Pak Izal pun menjelaskan materi pembelajaran sesuai dengan apa yang sudah ada di RPKPS. Beliau salah satu dosen yang selalu mengefisienkan slide PPT (read: power point). Tak perlu banyak slide, tak perlu banyak tulisan. Beliau lebih banyak menyajikan dengan gaya bahasa beliau sendiri. Jadi lebih terasa interaktif. PPT benar-benar hanya digunakan sebagai kerangka perfikir saja.

Satu persatu sub materi beliau jelaskan dengan santai. Kami pun dengan mudah menerima setiap materi dari beliau. Jika ada yang tidak dipahami, kami dipersilahkan untuk bertanya. Beliau langsung menjawabnya dengan mudah.

Akhirnya materipun selesai diberikan.

“Silahkan tugasnya bisa dikumpulkan.”

Kami pun saling mengoper lembaran tugas dari kursi belakang menuju depan, Kemudian mahasiswa yang di depan mengumpulkan ke pak Izal.

Pak Izal melihatnya satu persatu. Lalu beliaupun memanggil salah satu nama yang tertera di lembar tugas tersebut.

“Ada yang namanya Fafa?”

“Ada, Pak. Saya.” Kuacungkan tangan ke atas.

“Silahkan maju, dan jelaskan apa yang kamu tulis.”

“Baik, Pak.”

Setiap namaku dipanggil ke depan rasanya sedikit was-was. Jangan-jangan nanti aku dikatain gila lagi seperti dosen killer ku yang waktu itu.

Tak lama setelah aku memaparkan jawaban yang aku tulis dalam lembar tugasku, pak Izalpun memberi respon.

“Bagus. Dari sekian banyak yang mengerjakan, saya suka dengan jawaban ringkas dan jelas seperti ini.”
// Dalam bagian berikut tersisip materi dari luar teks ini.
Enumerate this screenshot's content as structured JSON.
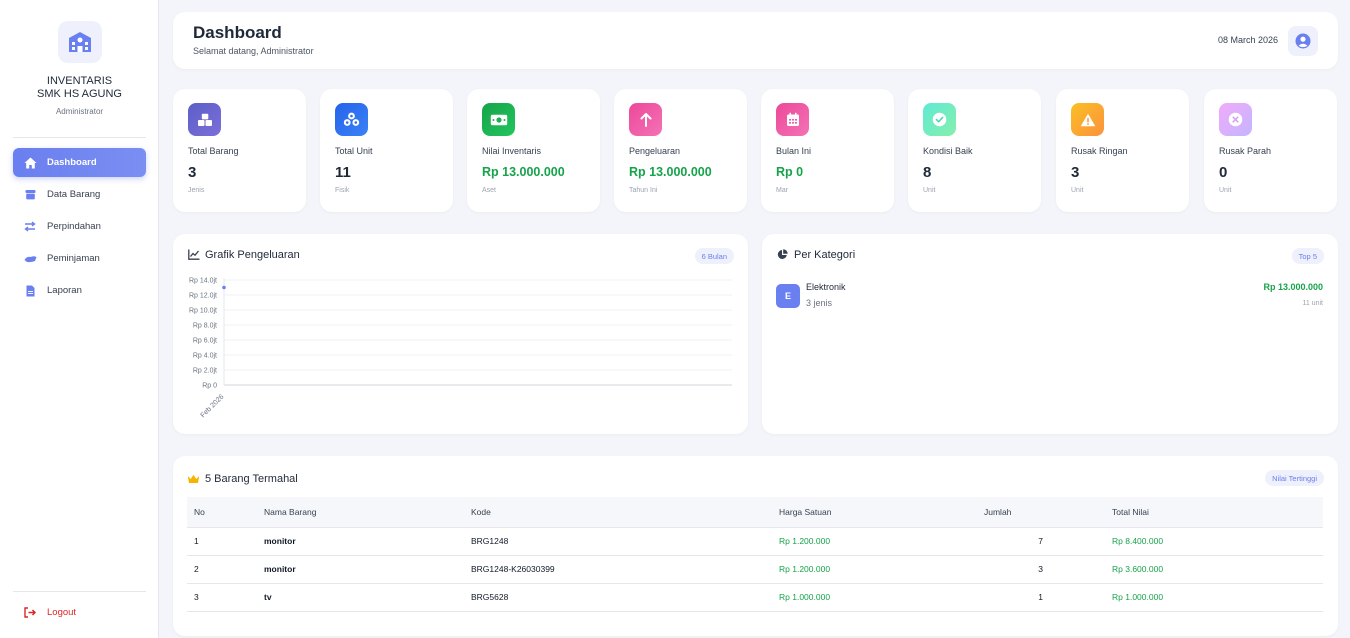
{
  "sidebar": {
    "brand_line1": "INVENTARIS",
    "brand_line2": "SMK HS AGUNG",
    "role": "Administrator",
    "items": [
      {
        "label": "Dashboard",
        "icon": "home-icon",
        "active": true
      },
      {
        "label": "Data Barang",
        "icon": "box-icon",
        "active": false
      },
      {
        "label": "Perpindahan",
        "icon": "exchange-icon",
        "active": false
      },
      {
        "label": "Peminjaman",
        "icon": "handshake-icon",
        "active": false
      },
      {
        "label": "Laporan",
        "icon": "file-icon",
        "active": false
      }
    ],
    "logout_label": "Logout"
  },
  "header": {
    "title": "Dashboard",
    "subtitle": "Selamat datang, Administrator",
    "date": "08 March 2026"
  },
  "stats": [
    {
      "label": "Total Barang",
      "value": "3",
      "note": "Jenis",
      "icon": "boxes-icon",
      "color_from": "#5b5fc7",
      "color_to": "#7c6fd9"
    },
    {
      "label": "Total Unit",
      "value": "11",
      "note": "Fisik",
      "icon": "cubes-icon",
      "color_from": "#2563eb",
      "color_to": "#3b82f6"
    },
    {
      "label": "Nilai Inventaris",
      "value": "Rp 13.000.000",
      "note": "Aset",
      "icon": "money-icon",
      "color_from": "#16a34a",
      "color_to": "#22c55e"
    },
    {
      "label": "Pengeluaran",
      "value": "Rp 13.000.000",
      "note": "Tahun Ini",
      "icon": "arrow-up-icon",
      "color_from": "#ec4899",
      "color_to": "#f472b6"
    },
    {
      "label": "Bulan Ini",
      "value": "Rp 0",
      "note": "Mar",
      "icon": "calendar-icon",
      "color_from": "#ec4899",
      "color_to": "#f472b6"
    },
    {
      "label": "Kondisi Baik",
      "value": "8",
      "note": "Unit",
      "icon": "check-circle-icon",
      "color_from": "#5eead4",
      "color_to": "#86efac"
    },
    {
      "label": "Rusak Ringan",
      "value": "3",
      "note": "Unit",
      "icon": "warning-icon",
      "color_from": "#fbbf24",
      "color_to": "#fb923c"
    },
    {
      "label": "Rusak Parah",
      "value": "0",
      "note": "Unit",
      "icon": "x-circle-icon",
      "color_from": "#f0abfc",
      "color_to": "#c4b5fd"
    }
  ],
  "chart_panel": {
    "title": "Grafik Pengeluaran",
    "badge": "6 Bulan"
  },
  "chart_data": {
    "type": "line",
    "categories": [
      "Feb 2026"
    ],
    "series": [
      {
        "values": [
          13000000
        ]
      }
    ],
    "y_ticks": [
      "Rp 0",
      "Rp 2.0jt",
      "Rp 4.0jt",
      "Rp 6.0jt",
      "Rp 8.0jt",
      "Rp 10.0jt",
      "Rp 12.0jt",
      "Rp 14.0jt"
    ],
    "ylim": [
      0,
      14000000
    ],
    "color": "#6a7ff0",
    "grid": true
  },
  "category_panel": {
    "title": "Per Kategori",
    "badge": "Top 5",
    "items": [
      {
        "badge": "E",
        "name": "Elektronik",
        "count": "3 jenis",
        "value": "Rp 13.000.000",
        "units": "11 unit"
      }
    ]
  },
  "top_panel": {
    "title": "5 Barang Termahal",
    "badge": "Nilai Tertinggi",
    "columns": [
      "No",
      "Nama Barang",
      "Kode",
      "Harga Satuan",
      "Jumlah",
      "Total Nilai"
    ],
    "rows": [
      {
        "no": "1",
        "name": "monitor",
        "kode": "BRG1248",
        "harga": "Rp 1.200.000",
        "jumlah": "7",
        "total": "Rp 8.400.000"
      },
      {
        "no": "2",
        "name": "monitor",
        "kode": "BRG1248-K26030399",
        "harga": "Rp 1.200.000",
        "jumlah": "3",
        "total": "Rp 3.600.000"
      },
      {
        "no": "3",
        "name": "tv",
        "kode": "BRG5628",
        "harga": "Rp 1.000.000",
        "jumlah": "1",
        "total": "Rp 1.000.000"
      }
    ]
  }
}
Seketika hatiku berbunga-bunga. Apa ini pujian, atau hanya halusinasiku saja. *aku pingsan

■ ■ ■

Menjadi mahasiswa itu tidak lagi seperti waktu sekolah. Banyaknya tuntutan tugas, dan kurangnya apresiasi sering membuat mahasiswa depresi. Salah satunya aku.

Sewaktu sekolah aku sering sekali menerima apresiasi positif dari para guru, meski sekecil apapun konstribusiku di dalam kelas. Beda lagi ketika kuliah, aku sering kehausan akan apresiasi kata-kata baik dari para dosen. Itulah sebabnya, sewaktu aku dikatakan gila, aku tak henti-hentinya memikirkannya.

Selain ada pak Izal, ada juga dosen cantik dan baik. Bu Aris namanya. Beliau baru saja menyelesaikan kuliah doktornya di luar negeri. Beliau terlihat masih sangat muda dan cantik. Dengan balutan kerudung dan gamisnya yang panjang menambah manis senyumnya jika dipandang.

Karena beliau lulusan dari luar negeri yang memiliki perekembangan IT (read: Information Technology) sangat pesat, sering membuatnya harus mengajarkan tentang penggunaan IT tersebut. Walaupun di Indonesia sendiri belum memiliki kemampuan IT seperti yang diajarkan. Tapi kami perlu tahu untuk siap menghadapi perkembangan zaman nantinya.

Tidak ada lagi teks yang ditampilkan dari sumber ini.